Вот так. Живешь и не ведаешь, что ты – знаменитость.
Но было приятно.
...Никто их не остановил (или никаких кордонов не установлено, или их уже сняли), и в Новосибирск они прибыли в середине ночи. Поехали по городу, ища надпись "гостиница".
Остановились возле красивого современного здания "Hotel Novosibirsk". Причуда архитектора – шестиугольные окна – делали его похожим на пчелиный улей.
– Я жил тут как-то, – заметил Игорь. – Поляки строили. Очень уютно. Но дорого.
Маша полезла в сумочку, отсчитала деньги, протянула ему.
– Тебе самой они сейчас не лишние.
– Ой-ой-ой, какие мы благородные!
– Кстати, и такая ночь кое-что стоит.
– Бери, бери.
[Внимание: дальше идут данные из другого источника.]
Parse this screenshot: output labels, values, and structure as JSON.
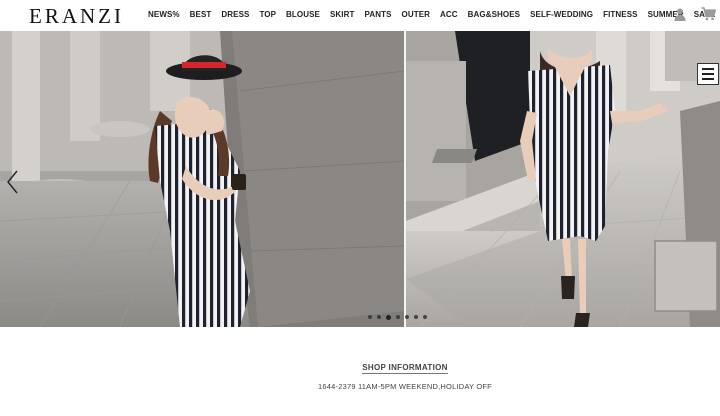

А то я буду чувствовать себя проституткой.
– Ничего, дело-то житейское, – снова голосом Карлсона успокоил он.
– Дурак.
– Дура.
И они засмеялись вдруг.
– Ладно. – Игорь взял деньги. – Мне не помешают.
С полминуты посидели молча.
– Жалко, телефона нет, – нарушил тишину Игорь. – Оставить адрес?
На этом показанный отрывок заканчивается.